The basic trace option is -x . Let's run that on the above script:

ksh -x /tmp/bug.ksh
+ ERROR_LOG=/tmp/error.log
+ FILTERED_ERROR_LOG=/tmp/text
+ date +%s
+ now_secs=1587473181
+ date '--date=-30000 min' +%s
+ start_secs=1585673181
+ 0< /tmp/error.log
+ read line
+ printf '%(%#)T' 'Apr 7 05:58:05 ip-172-31-19-169 kernel: BIOS-provided physical RAM map: critical'
+ 2> /dev/null
+ line_secs=1586253485
+ (( 1586253485 > 1585673181 && line_secs < now_secs || line_secs == now_secs ))
+ egrep -wi '[Cc]ritical'
+ echo Apr 7 05:58:05 ip-172-31-19-169 kernel: BIOS-provided physical RAM map: critical
+ 1>> /tmp/text
+ read line
+ printf '%(%#)T' 'Apr 7 09:21:12 ip-172-31-19-169 kernel: BIOS-provided physical RAM map: critical'
+ 2> /dev/null
+ line_secs=1586265672
+ (( 1586265672 > 1585673181 && line_secs < now_secs || line_secs == now_secs ))
+ egrep -wi '[Cc]ritical'
+ echo Apr 7 09:21:12 ip-172-31-19-169 kernel: BIOS-provided physical RAM map: critical
+ 1>> /tmp/text
+ read line
+ printf '%(%#)T' 'Apr 7 13:05:57 ip-172-31-19-169 kernel: BIOS-provided physical RAM map: critical'
+ 2> /dev/null
+ line_secs=1586279157
+ (( 1586279157 > 1585673181 && line_secs < now_secs || line_secs == now_secs ))
+ egrep -wi '[Cc]ritical'
+ echo Apr 7 13:05:57 ip-172-31-19-169 kernel: BIOS-provided physical RAM map: critical
+ 1>> /tmp/text
+ read line

I changed your code in a couple of ways so as to make it easier to debug and see the problem.

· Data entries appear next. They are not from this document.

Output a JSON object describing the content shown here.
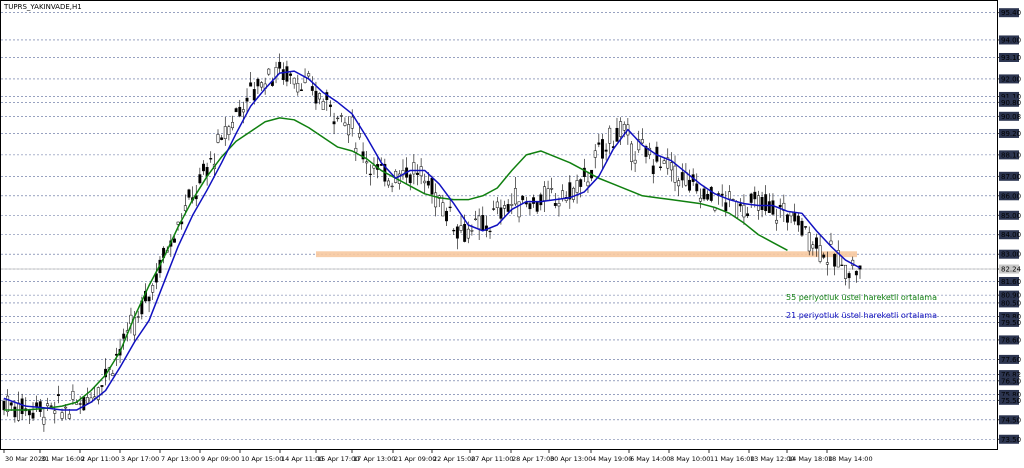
{
  "chart_data": {
    "type": "line",
    "title": "TUPRS_YAKINVADE,H1",
    "x_ticks": [
      "30 Mar 2020",
      "31 Mar 16:00",
      "2 Apr 11:00",
      "3 Apr 17:00",
      "7 Apr 13:00",
      "9 Apr 09:00",
      "10 Apr 15:00",
      "14 Apr 11:00",
      "15 Apr 17:00",
      "17 Apr 13:00",
      "21 Apr 09:00",
      "22 Apr 15:00",
      "27 Apr 11:00",
      "28 Apr 17:00",
      "30 Apr 13:00",
      "4 May 19:00",
      "6 May 14:00",
      "8 May 10:00",
      "11 May 16:00",
      "13 May 12:00",
      "14 May 18:00",
      "18 May 14:00"
    ],
    "y_ticks": [
      95.4,
      94.0,
      93.1,
      92.0,
      91.1,
      90.8,
      90.08,
      89.2,
      88.1,
      87.0,
      86.0,
      85.0,
      84.0,
      83.0,
      82.24,
      81.6,
      80.9,
      80.5,
      79.8,
      79.5,
      78.6,
      77.6,
      76.82,
      76.5,
      75.8,
      75.5,
      74.5,
      73.5
    ],
    "ylim": [
      73.0,
      96.0
    ],
    "grid": true,
    "current_price": 82.24,
    "series": [
      {
        "name": "21 periyotluk üstel hareketli ortalama",
        "color": "#1010c0",
        "values": [
          [
            0,
            75.6
          ],
          [
            6,
            75.2
          ],
          [
            12,
            75.1
          ],
          [
            16,
            75.0
          ],
          [
            20,
            75.0
          ],
          [
            24,
            75.4
          ],
          [
            28,
            76.0
          ],
          [
            32,
            77.2
          ],
          [
            36,
            78.5
          ],
          [
            40,
            79.6
          ],
          [
            44,
            81.5
          ],
          [
            48,
            83.4
          ],
          [
            52,
            85.0
          ],
          [
            56,
            86.3
          ],
          [
            60,
            87.7
          ],
          [
            64,
            89.2
          ],
          [
            68,
            90.6
          ],
          [
            72,
            91.5
          ],
          [
            76,
            92.3
          ],
          [
            80,
            92.4
          ],
          [
            84,
            92.0
          ],
          [
            88,
            91.3
          ],
          [
            92,
            90.8
          ],
          [
            96,
            90.2
          ],
          [
            100,
            89.0
          ],
          [
            104,
            87.7
          ],
          [
            108,
            86.9
          ],
          [
            112,
            87.3
          ],
          [
            116,
            87.3
          ],
          [
            120,
            86.6
          ],
          [
            124,
            85.6
          ],
          [
            128,
            84.5
          ],
          [
            132,
            84.2
          ],
          [
            136,
            84.5
          ],
          [
            140,
            85.3
          ],
          [
            144,
            85.7
          ],
          [
            148,
            85.7
          ],
          [
            152,
            85.8
          ],
          [
            156,
            85.9
          ],
          [
            160,
            86.2
          ],
          [
            164,
            87.0
          ],
          [
            168,
            88.4
          ],
          [
            172,
            89.4
          ],
          [
            176,
            88.6
          ],
          [
            180,
            88.1
          ],
          [
            184,
            87.8
          ],
          [
            188,
            87.2
          ],
          [
            192,
            86.6
          ],
          [
            196,
            86.1
          ],
          [
            200,
            85.8
          ],
          [
            204,
            85.6
          ],
          [
            208,
            85.5
          ],
          [
            212,
            85.5
          ],
          [
            216,
            85.2
          ],
          [
            220,
            85.1
          ],
          [
            224,
            84.2
          ],
          [
            228,
            83.4
          ],
          [
            232,
            82.7
          ],
          [
            236,
            82.3
          ]
        ],
        "x_range": [
          0,
          236
        ]
      },
      {
        "name": "55 periyotluk üstel hareketli ortalama",
        "color": "#108010",
        "values": [
          [
            0,
            75.0
          ],
          [
            6,
            75.0
          ],
          [
            12,
            75.1
          ],
          [
            16,
            75.2
          ],
          [
            20,
            75.4
          ],
          [
            24,
            76.0
          ],
          [
            28,
            76.8
          ],
          [
            32,
            78.0
          ],
          [
            36,
            79.8
          ],
          [
            40,
            81.4
          ],
          [
            44,
            82.8
          ],
          [
            48,
            84.4
          ],
          [
            52,
            85.8
          ],
          [
            56,
            87.0
          ],
          [
            60,
            88.0
          ],
          [
            64,
            88.8
          ],
          [
            68,
            89.3
          ],
          [
            72,
            89.8
          ],
          [
            76,
            90.0
          ],
          [
            80,
            89.9
          ],
          [
            84,
            89.5
          ],
          [
            88,
            89.0
          ],
          [
            92,
            88.5
          ],
          [
            96,
            88.3
          ],
          [
            100,
            87.9
          ],
          [
            104,
            87.3
          ],
          [
            108,
            86.9
          ],
          [
            112,
            86.5
          ],
          [
            116,
            86.1
          ],
          [
            120,
            85.9
          ],
          [
            124,
            85.8
          ],
          [
            128,
            85.8
          ],
          [
            132,
            86.0
          ],
          [
            136,
            86.4
          ],
          [
            140,
            87.3
          ],
          [
            144,
            88.1
          ],
          [
            148,
            88.3
          ],
          [
            152,
            88.0
          ],
          [
            156,
            87.7
          ],
          [
            160,
            87.3
          ],
          [
            164,
            86.9
          ],
          [
            168,
            86.6
          ],
          [
            172,
            86.3
          ],
          [
            176,
            86.0
          ],
          [
            180,
            85.9
          ],
          [
            184,
            85.8
          ],
          [
            188,
            85.7
          ],
          [
            192,
            85.6
          ],
          [
            196,
            85.4
          ],
          [
            200,
            85.1
          ],
          [
            204,
            84.6
          ],
          [
            208,
            84.0
          ],
          [
            212,
            83.6
          ],
          [
            216,
            83.2
          ]
        ],
        "x_range": [
          0,
          236
        ]
      }
    ],
    "support_zone": {
      "low": 82.85,
      "high": 83.15
    },
    "annotations": [
      {
        "text": "55 periyotluk üstel hareketli ortalama",
        "color": "#108010"
      },
      {
        "text": "21 periyotluk üstel hareketli ortalama",
        "color": "#1010c0"
      }
    ]
  }
}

Putting what you want to do, append to a log file, as a separate statement in an if rather than as part of an && condition, in a trace like the above, you'll see that show up as a separate line. In particular when you see:

+ egrep -wi '[Cc]ritical'
+ echo Apr 7 05:58:05 ip-172-31-19-169 kernel: BIOS-provided physical RAM map: critical

we know that the test succeeded. If you were wondering whether the time test was failing because of the first part (time is not new enough) or the second part (time is too new) or doesn't match the third part (time is now), then putting these in their own if or else would allow a trace to show that.

However I've done something else to make this simpler to debug. Although with a construct like (( $line_secs > $start_secs )) ksh will warn with:

/tmp/bug.ksh: warning: line 14: variable expansion makes arithmetic evaluation less efficient

because it would prefer the more efficient (( line_secs > start_secs )) instead, by adding the extra substitution using $ you'll see the values compared in a trace. And this may help you figure out which part is failing.

If you knew this already and tried that, then I think you'll get more responses if you come to StackOverflow with the trace as shown above, and then the question is narrowed a little bit into "why is this comparision failing?" and you may get more repsonses quicker.

Lastly, I'll mention that I've written debuggers for modern ksh93 newer than 2014-12-24, zsh , and bash . However when I tried the above example on kshdb , it failed and I am not sure why.